Solanine has, amongst many other effects, a choline esterase inhibitor function and thus affects the central nervous system. The symptoms of solanine poisoning are nausea, vomiting, diarrhoea, stomach cramps, burning of the throat, heart arrhythmia, dizziness, and in severe cases hallucinations, loss of feeling, paralysis, jaundice, hypothermia and death. It causes apoptosis in cells; the cells commit suicide. Ingested concentrations of solanines of between 2mg and 5mg per kilogram of body weight will cause severe poisoning, possibly fatal.

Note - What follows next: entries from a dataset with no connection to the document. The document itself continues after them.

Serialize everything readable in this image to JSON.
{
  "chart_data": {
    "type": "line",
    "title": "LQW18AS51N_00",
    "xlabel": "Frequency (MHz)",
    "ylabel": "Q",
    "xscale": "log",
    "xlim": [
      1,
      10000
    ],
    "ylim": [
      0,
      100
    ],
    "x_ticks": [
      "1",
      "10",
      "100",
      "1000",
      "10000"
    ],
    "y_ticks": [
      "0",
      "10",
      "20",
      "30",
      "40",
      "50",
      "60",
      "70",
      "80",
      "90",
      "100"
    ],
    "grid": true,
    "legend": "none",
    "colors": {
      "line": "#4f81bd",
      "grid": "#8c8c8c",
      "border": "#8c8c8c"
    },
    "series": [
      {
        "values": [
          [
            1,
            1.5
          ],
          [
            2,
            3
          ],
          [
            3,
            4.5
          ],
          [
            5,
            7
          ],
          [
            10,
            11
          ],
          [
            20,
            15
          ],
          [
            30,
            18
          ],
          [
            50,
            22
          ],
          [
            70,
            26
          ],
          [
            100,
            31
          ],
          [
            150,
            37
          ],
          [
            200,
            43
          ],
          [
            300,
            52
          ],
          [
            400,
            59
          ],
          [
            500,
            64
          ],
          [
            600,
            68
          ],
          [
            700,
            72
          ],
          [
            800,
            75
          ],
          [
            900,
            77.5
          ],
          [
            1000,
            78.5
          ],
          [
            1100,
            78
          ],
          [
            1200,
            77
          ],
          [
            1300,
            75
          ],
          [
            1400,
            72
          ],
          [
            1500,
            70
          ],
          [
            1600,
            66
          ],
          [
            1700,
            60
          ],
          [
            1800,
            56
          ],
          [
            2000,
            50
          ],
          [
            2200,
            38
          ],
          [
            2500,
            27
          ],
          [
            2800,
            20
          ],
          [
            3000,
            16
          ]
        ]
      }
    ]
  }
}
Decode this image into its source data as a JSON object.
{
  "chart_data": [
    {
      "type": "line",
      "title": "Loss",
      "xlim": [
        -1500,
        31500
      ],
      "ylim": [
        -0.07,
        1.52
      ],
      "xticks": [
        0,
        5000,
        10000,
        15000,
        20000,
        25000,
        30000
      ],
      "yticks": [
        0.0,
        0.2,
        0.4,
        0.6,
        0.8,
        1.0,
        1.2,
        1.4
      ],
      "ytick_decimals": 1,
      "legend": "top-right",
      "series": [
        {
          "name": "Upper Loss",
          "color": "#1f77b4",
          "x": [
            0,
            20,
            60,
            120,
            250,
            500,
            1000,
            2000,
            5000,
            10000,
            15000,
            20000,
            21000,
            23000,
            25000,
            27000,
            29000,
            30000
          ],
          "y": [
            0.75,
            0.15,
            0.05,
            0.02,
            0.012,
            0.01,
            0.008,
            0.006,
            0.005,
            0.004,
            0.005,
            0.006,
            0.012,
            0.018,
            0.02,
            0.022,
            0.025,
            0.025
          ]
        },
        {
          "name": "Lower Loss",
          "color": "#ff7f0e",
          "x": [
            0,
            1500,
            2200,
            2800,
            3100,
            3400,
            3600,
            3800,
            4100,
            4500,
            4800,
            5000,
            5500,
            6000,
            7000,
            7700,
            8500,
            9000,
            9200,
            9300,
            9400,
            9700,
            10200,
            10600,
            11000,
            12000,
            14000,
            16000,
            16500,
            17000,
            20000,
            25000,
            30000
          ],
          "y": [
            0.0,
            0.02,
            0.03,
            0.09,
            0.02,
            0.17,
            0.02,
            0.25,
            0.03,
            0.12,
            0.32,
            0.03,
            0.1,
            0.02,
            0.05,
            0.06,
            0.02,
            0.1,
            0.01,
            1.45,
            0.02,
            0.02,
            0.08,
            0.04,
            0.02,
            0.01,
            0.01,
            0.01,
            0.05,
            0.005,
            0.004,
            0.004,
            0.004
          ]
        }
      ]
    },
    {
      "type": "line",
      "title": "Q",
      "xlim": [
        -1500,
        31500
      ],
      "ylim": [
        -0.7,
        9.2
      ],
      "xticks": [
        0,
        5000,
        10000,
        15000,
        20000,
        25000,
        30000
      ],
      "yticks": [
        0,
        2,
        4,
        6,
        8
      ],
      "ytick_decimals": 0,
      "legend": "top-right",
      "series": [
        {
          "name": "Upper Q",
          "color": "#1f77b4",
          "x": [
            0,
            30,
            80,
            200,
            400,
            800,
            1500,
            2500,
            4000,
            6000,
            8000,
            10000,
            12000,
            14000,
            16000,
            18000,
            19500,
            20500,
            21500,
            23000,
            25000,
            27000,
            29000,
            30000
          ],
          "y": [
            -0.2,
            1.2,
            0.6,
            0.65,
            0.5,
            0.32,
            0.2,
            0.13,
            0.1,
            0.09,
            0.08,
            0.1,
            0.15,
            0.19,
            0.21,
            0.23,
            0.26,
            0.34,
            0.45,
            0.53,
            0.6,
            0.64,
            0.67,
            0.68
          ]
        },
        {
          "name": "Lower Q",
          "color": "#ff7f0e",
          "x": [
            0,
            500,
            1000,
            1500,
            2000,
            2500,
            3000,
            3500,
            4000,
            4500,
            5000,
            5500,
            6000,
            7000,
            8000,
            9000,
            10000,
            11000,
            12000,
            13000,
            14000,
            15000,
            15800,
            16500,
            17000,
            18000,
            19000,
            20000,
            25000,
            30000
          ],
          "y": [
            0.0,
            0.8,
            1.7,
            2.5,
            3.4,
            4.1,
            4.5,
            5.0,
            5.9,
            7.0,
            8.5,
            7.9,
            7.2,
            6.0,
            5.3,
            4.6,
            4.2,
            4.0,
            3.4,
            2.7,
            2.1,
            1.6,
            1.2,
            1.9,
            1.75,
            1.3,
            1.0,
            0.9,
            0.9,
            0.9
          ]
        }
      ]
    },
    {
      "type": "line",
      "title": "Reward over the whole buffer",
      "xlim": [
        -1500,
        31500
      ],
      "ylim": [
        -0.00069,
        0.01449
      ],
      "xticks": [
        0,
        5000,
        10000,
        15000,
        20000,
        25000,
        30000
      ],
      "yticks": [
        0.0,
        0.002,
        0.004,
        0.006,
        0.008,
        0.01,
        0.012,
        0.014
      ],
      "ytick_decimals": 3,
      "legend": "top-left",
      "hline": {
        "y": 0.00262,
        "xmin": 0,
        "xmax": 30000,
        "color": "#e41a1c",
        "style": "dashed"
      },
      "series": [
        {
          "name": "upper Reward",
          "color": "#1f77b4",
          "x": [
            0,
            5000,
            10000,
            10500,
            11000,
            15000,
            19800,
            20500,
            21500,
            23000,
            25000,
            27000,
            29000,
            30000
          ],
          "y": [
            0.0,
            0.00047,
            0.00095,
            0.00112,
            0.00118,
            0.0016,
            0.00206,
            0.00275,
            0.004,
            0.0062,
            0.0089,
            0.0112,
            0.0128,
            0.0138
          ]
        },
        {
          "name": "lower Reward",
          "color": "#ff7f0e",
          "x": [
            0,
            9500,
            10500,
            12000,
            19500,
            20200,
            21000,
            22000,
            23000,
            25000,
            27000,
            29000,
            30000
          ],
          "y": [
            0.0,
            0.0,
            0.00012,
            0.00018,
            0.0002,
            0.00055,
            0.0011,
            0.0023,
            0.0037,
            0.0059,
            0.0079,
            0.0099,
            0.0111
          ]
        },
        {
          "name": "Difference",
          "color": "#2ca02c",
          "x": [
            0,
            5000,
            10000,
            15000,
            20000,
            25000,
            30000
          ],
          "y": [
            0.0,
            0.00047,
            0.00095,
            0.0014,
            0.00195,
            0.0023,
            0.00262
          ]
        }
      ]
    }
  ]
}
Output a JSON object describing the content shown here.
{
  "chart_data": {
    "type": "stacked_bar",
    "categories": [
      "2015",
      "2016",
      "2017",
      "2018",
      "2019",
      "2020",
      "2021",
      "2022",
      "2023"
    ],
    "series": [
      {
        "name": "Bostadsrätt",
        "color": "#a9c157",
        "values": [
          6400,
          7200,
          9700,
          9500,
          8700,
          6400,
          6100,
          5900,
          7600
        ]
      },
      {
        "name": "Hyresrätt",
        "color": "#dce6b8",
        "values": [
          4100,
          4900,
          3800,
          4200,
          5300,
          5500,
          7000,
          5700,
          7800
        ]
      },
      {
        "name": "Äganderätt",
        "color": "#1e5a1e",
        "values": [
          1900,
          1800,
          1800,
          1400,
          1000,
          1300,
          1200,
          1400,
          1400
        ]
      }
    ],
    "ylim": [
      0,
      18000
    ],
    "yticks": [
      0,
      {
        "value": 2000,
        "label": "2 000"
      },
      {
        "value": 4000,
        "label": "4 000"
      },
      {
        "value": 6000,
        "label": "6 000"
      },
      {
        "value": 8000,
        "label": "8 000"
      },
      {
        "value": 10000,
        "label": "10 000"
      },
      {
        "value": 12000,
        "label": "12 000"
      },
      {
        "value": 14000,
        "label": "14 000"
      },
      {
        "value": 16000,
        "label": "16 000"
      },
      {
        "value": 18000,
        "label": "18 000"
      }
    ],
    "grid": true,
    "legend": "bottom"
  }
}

Demissidine, as a glycoalkaloid with glycosides attached [which are not shown here], is found in significant concentrations in the skins of un-ripe potatoes. It is reported to inhibit the enzyme cholinesterase and is also a suspected teratogenic substance, inducing gross abnormalities and birth defects in newborns (such as two heads). It modifies DNA. It has been shown to have anti-bacterial properties, such as activity against Staphylococcus aureus, the bacteria responsible for MRSA. In comparison to the solanines above, Demissidine lacks the double bond in the steroid entity, and also a methyl group on the piperidine group (top right).
Calystegines are poly-hydroxylated nortropane alkaloids, derived from Tropane but without the methyl group on the nitrogen atom. These two are found in potatoes,
Tomatoes, Sweet and Chili Peppers,
Eggplants, Sweet Potatoes,
Cabbage and are potent glycosidase inhibitors. They were first reported in plants of the Bindweed Family (Convolulaceae) but are most ubiquitous in the Nightshade Family (Solanaceae). The major proportion of these alkaloids are synthesized within the roots, and the largest increase in production was observed in tubers that have suppressed sucrose synthase activity. Increases in calystegines seems to be linked with sucrose availability.
Calystegines are not destroyed by cooking and are stable enough to be found in processed potato products such as dried mash potato. Storage of potato tubers at 5°C increases the 4-O-α-D-galactoside of Calystegine B2 and Calystegine A3.
The inhibition of mammalian β-glucosidase and α-galactoside activities raises the possibility of toxicity in humans when large quantities of these plants are consumed.
Other Calystegines are to be found within Apple-of-Peru, Danish Scurvygrass and other plants.